In rambling self-possessiveness the exorcist let out dolorously chanting grunts. It appeared as if he was torturing of his own soul as well. His body shook like hell was boiling inside. Watching him like this one would’ve surmised a pint-sized rationale just like this:
“To make a haunting spirit afraid, the exorcist himself has to become a bigger, more fearsome ghost.”
Are the evil spirits really afraid of provoking an exorcist?  Or is there some mechanism in our subconscious mind which provides an escaping outlet to the tortured self-–like submission in this case-–when one has been put in a situation where the attacking elements jam up the senses, thus, preventing normal sense-perception procedure? Anyway, whatever might be the cause, the haunting spirit broke down (or the inbuilt escaping mechanism saved her from any further torture?).

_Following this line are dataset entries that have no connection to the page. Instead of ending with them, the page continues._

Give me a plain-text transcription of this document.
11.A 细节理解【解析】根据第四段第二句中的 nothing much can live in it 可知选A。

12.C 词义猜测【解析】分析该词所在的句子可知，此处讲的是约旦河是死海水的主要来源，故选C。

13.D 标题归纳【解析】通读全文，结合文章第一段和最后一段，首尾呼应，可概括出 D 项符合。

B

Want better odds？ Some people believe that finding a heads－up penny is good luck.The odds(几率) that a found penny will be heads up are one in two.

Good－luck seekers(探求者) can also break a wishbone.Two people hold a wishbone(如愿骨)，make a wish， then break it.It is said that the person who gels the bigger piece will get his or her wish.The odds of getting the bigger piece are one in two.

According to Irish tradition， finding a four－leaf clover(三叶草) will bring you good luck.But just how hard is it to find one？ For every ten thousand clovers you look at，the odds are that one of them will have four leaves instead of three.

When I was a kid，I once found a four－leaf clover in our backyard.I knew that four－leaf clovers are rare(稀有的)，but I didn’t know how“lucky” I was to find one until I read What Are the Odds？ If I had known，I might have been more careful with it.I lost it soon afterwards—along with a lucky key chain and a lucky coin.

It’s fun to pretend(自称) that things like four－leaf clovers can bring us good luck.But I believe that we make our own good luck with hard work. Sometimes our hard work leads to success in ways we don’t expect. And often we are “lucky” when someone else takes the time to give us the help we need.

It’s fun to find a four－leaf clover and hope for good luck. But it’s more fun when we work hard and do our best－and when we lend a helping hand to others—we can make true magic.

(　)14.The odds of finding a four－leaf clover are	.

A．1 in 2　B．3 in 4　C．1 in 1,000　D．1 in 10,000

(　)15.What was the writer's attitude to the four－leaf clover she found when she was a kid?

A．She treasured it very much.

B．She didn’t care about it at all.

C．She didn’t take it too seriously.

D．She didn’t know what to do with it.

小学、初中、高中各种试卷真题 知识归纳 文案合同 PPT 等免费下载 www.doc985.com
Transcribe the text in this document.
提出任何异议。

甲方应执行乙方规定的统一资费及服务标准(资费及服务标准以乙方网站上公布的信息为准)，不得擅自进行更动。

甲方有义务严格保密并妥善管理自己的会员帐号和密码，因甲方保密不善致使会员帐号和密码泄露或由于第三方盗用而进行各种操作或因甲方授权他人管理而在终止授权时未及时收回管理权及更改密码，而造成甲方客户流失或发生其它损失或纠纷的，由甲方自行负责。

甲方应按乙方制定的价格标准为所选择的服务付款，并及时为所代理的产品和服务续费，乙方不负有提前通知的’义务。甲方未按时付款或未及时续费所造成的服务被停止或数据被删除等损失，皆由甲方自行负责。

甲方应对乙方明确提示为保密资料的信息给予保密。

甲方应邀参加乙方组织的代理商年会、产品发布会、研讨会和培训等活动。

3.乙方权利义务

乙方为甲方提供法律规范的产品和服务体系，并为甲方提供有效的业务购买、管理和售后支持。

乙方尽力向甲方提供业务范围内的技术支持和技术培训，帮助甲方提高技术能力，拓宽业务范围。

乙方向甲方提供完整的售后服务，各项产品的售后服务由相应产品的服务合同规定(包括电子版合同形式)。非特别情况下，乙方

“Oh, master!” it gave a piteously long sigh. “Don’t burn me. I hold your feet and plead for mercy. I’ll do as you wish. I’ll never haunt this body again!” the voice plummeted down to fluminously surrendering calm from its earlier proclamation of Himalayan hugeness.
The exorcist doubled his torturing efforts. The poor body couldn’t tolerate this final assault and the spirit was gone. But before it was gone, it’d soaked too much energy from the body (or is’t the benumbing intoxication and nausea produced by the subconsciously struggling ‘escaping instinct’?). Whatever might have been the reason, effect was just the same. The pretty woman lost her senses and dropped on her back. Subtle shades of a deep slumber blossomed in the beautiful orchard of her body. Slipshod whiteness corpsely domed over her cheeks was slowly, slowly defeated by rosy hues.
“Give her this bhabhoot to lick after the meals,” the exorcist-doctor prescribed his medicine after the operation.